血液検査を用いてより詳しく酸素や二酸化炭素の濃度を測定する場合もあります。

胸部X線検査は胸部外傷のほぼすべての場合に行われる検査で、気胸、血胸、鎖骨骨折、一部の肋骨骨折などを確認することができます。心臓の損傷に限っては超音波検査が必要です。また、大動脈の損傷の疑いがある場合にはCT検査、超音波検査、大動脈造影検査なども併せて行われます。必要に応じて心電図検査も行われる場合もあります。

緊急性の高い状態である場合も珍しくなく、特に大量血胸、緊張性気胸、開放性気胸、動揺胸郭、心タンポナーデは早期に治療開始が必要です。

主な治療方法

胸部外傷の治療はけがの種類に応じて行われます。基本的に個々のけがに対して治療が行われますが、支持療法として痛みを和らげるために鎮痛薬なども用いられます。
また治療に伴う酸素投与や静脈内輸液、輸血など、呼吸と循環を補助する処置はけがの種類に関わらず治療と並行して行われます。

血胸や気胸などによって胸腔に血液や空気がたまっている場合には胸腔ドレーンと呼ばれる方法で胸部にチューブを入れ、血液や空気を抜き取ります。
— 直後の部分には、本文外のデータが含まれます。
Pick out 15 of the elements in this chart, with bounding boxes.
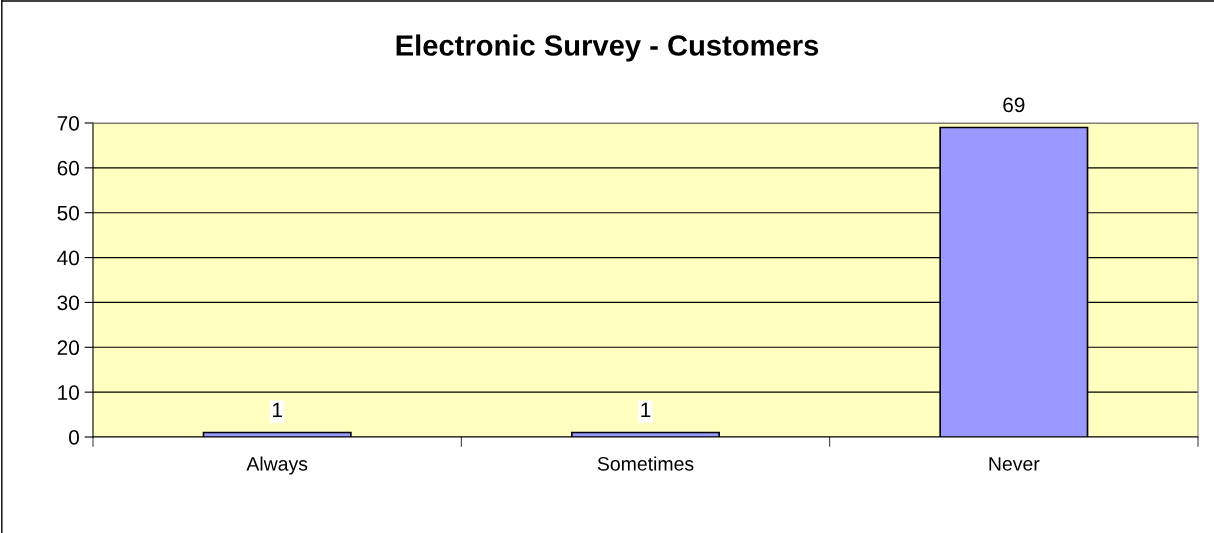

これによって虚脱した肺の機能が改善する効果が期待できます。また、緊張性気胸が疑われる場合には針による減圧を行ったり、心タンポナーデが疑われるショック症状には心嚢穿刺なども行われます。命の危険がある状態では診断時にベッドサイドで治療を開始するケースも多く見られます。

条件を満たしている場合には、蘇生目的の緊急開胸が行われることもあります。開胸には疾患の感染など大きなリスクを伴い費用もかかることから基準があらかじめ定められています。